Captain Ono’s choice to use a black flag as a signal for communicating with Doc Hata functions as an ill omen. As Doc Hata explains, his adoptive parents’ Japanese surname, Kurohata, means “black flag.” His adoptive family belonged to an ancient lineage of apothecaries who would enter villages that had been struck by contagions and attempt to stop the spread of death. The family earned the name Kurohata from the black flag that a village would raise to warn outsiders of the contagion and signal a need for aid from the apothecaries. Given the history of the Kurohata name and its link to a visible sign of death and distress, Ono’s choice to use a black flag in his communications with Doc Hata bodes ill in two specific ways. The first relates to the narrative. Ono’s black flag suggests the possibility that death awaits in the near future. The second relates to Doc Hata’s character. The symbolic meaning of his name suggests that Doc Hata himself is like a black flag that brings bad luck, and possibly even death, to others.

Doc Hata’s experience of the camp as a “superreality” echoes the desire he’s expressed elsewhere to stop time or focus on the present. During his walk through the camp, Doc Hata feels overcome by a sense that everything in his vicinity, no matter how ordinary, is completely and fully itself. He accounts for this sense of a supercharged reality by noting that in wartime, when fighting could resume at any moment, every moment has a fullness that normal life might otherwise lack. For Doc Hata, such a momentary sensation of fullness brings a feeling of peace, and he recalls wanting time to stop so that he could remain enveloped in the fullness of the moment. Elsewhere in the novel, Doc Hata has voiced a similar desire for time to slow down or stop. In Chapter 4, for instance, he wished for time to halt so he could more thoroughly enjoy Veronica Como’s company. He also considered the perfection of the present moment during his conversation with Renny. Ironically, though these heightened experiences of the present first came to him long ago, Doc Hata now uses his focus on the present to avoid thoughts about the past.

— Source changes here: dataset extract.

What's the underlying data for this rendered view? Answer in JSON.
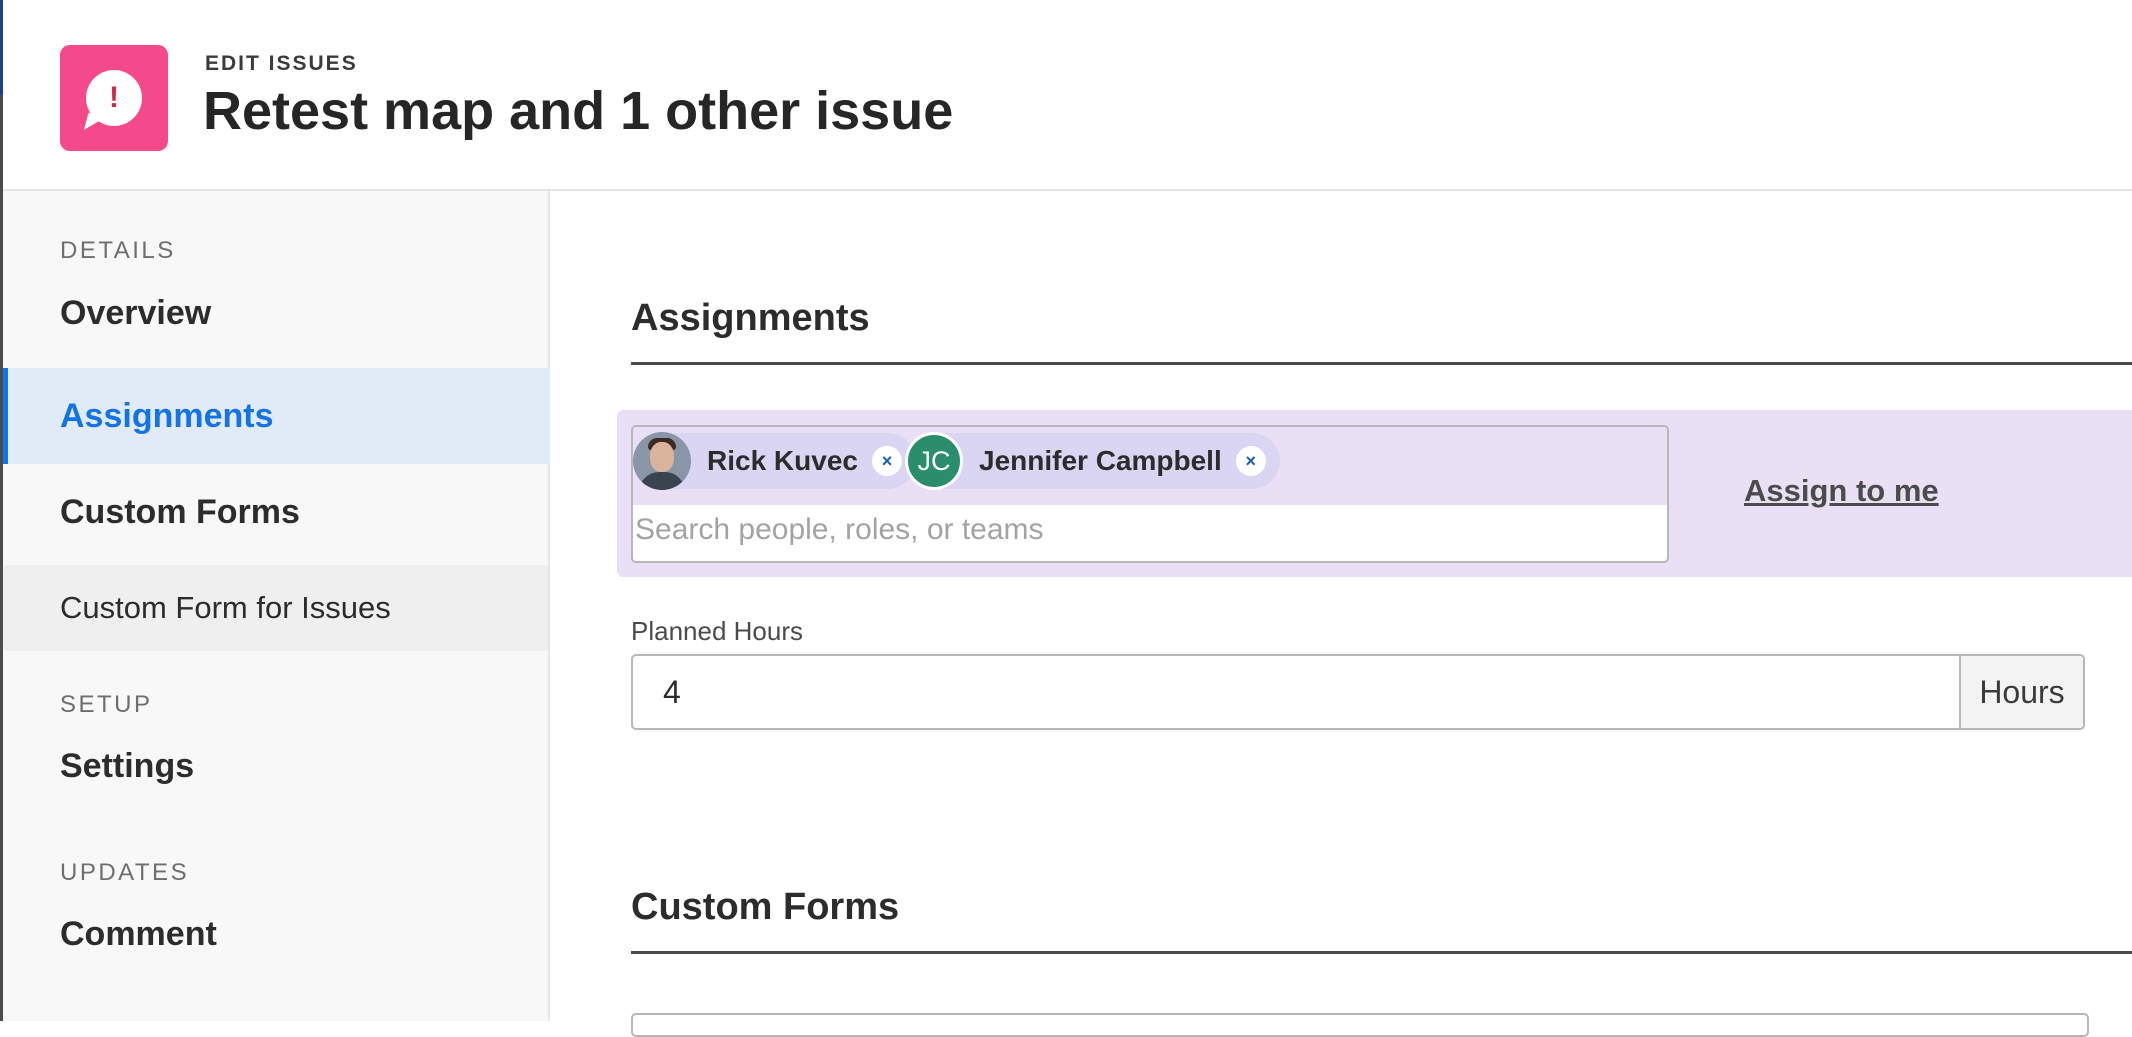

The shock Doc Hata expresses when he learns that Ono has kept K from being raped in the comfort house demonstrates his belief in the traditional Japanese value of self-respect. According to Doc Hata, the real problem with Ono’s conduct is that it damages his reputation as an authority figure in the camp. He explains that the Japanese understanding of self-respect emphasizes the efforts one should make in order to be respected by his comrades. Captain Ono has failed to make any efforts to preserve his reputation in the community. Much like Corporal Endo, whose murder of K’s sister deprived the other soldiers of the “comforts” the girl was sent to provide, Ono has reserved K for his own pleasures and so denied the other men in the camp her services. The fact that Doc Hata emphasizes the damage to Ono’s reputation demonstrates how deeply ingrained the value of self-respect already was in his youth. And although the war has now been over for decades, Doc Hata’s ongoing preoccupation with his reputation demonstrates that he continues to hold tight to the traditional Japanese value of self-respect.